David Meyer at the University of Michigan has spent the past few decades studying multitasking — mostly in adults.
"For tasks that are at all complicated, no matter how good you have become at multitasking, you're still going to suffer hits against your performance. You will be worse compared to if you were actually concentrating from start to finish on the task," Meyer says.
Multitasking causes a kind of brownout in the brain. Meyer says all the lights go dim because there just isn't enough power to go around.
So, the brain starts shutting things down — things like neural connections to important information.
When Alex clicks on a message, his brain starts losing the connections it was using for his French assignment. The pathway to Robespierre — fading fast. The path to Napoleon, not so clear anymore.
To restore those connections, Meyer says, Alex will have to repeat much of the thought process that created them in the first place.
The technical name for creating, or recreating, these neural pathways is "spreading activation." It involves building connections step by step. Meyer says it's similar to what we do when we free associate.
"I say to you, 'What do you think of when I say the word apple to you?' And you start vibing on apple. 'Oh, apple's a fruit, it fell on Newton's head. Newton was a physicist. He invented the first theory of gravity.' And on and on," Meyer says.
When we're interrupted, re-establishing those connections can take seconds or hours.
"It goes on subconsciously and eventually, if I'm lucky, I get back up to speed with what I was thinking about before," Meyer says.
Good In Small Doses
Zach concedes that multitasking might make him less efficient. But his friend Alex maintains that, in small doses, multitasking can help him stay alert — like when he listens to music and does a math problem at the same time.
"If I have only one thing, I drift off a little bit," Alex says. "But if there's something else going on in the background that I can just sort of block out, I feel like I can concentrate on something more — whereas if I'm only doing one thing, it's harder for me to concentrate."
Scientists say Zach has a point. Studies show it's pretty easy for us to keep music in the background when we focus on something else.
But when something in the background forces itself into your consciousness, you do get distracted. Such as when your computer announces: "You've got mail."
"Everybody does get distracted by it. But most people learn to get used to that distraction and when to say 'no, I've got to work, and I'm not going to give into this,' " Zach says.
Saying no to distractions depends, in part, on being able to control your impulses — something that's not fully developed in a teenager's brain.
And Alex says it's not easy for him. He says it's hard to give your full attention to any one thing when you're used to monitoring a screen full of options.
"You're teaching yourself to give 10 percent to each little icon. And then click away when there's a moment's pause," Alex says.
In fact, Meyer says, our brains can get hooked to where "they literally need a fix of multitasking."

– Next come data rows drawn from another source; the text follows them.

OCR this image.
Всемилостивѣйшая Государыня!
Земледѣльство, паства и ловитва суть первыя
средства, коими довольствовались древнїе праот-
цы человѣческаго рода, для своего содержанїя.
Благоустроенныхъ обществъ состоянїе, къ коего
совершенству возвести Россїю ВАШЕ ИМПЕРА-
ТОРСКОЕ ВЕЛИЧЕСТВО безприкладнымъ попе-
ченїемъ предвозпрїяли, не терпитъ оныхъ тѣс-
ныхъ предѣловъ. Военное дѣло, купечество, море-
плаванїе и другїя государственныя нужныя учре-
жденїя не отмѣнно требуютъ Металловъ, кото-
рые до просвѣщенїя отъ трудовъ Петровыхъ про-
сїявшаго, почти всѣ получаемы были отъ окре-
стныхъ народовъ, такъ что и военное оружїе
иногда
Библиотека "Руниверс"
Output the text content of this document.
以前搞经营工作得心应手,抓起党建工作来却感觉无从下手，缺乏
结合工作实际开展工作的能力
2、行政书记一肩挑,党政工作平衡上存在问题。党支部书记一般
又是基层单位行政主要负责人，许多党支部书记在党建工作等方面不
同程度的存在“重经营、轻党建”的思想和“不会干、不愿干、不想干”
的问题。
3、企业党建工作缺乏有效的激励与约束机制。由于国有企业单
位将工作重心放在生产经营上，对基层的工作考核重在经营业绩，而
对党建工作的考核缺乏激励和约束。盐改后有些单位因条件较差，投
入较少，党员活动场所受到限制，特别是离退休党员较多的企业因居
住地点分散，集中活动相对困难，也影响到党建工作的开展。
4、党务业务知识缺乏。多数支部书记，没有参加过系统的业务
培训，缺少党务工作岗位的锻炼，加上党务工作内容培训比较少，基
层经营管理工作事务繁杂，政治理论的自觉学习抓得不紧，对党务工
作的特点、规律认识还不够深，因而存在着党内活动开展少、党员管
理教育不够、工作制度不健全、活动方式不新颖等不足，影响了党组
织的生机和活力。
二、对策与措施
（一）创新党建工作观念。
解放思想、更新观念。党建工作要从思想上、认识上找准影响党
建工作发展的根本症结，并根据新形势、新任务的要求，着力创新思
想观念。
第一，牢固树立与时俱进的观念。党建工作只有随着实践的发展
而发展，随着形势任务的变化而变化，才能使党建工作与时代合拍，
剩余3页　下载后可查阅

Addicted To Juggling Tasks?
There's not much research on the addictive nature of multitasking. But Meyer likens it to playing video games or skydiving: We all get a buzz from novelty and variety. Of course, when the stakes get higher, multitasking can stress you out.
"The brain areas that you would see light up and the biochemicals, the neurotransmitters that would be getting released would be quite different if I was an air traffic controller trying to land a whole bunch of planes at La Guardia Airport or wherever. I wouldn't be having pleasure then," Meyers says.
For teenagers like Zach and Alex, the experience of multitasking falls somewhere between the rush of skydiving and the anxiety of landing planes. Regardless, Alex says, it's all they know.
"Even for me right now — and I haven't been exposed to it that long — it's already natural to multitask in these ways," he says. "Like your will is, your heart is in that place where you are just wanting to multitask, and you're conditioned to it. That's how you're going to keep going."
Even, he says, when you don't want to.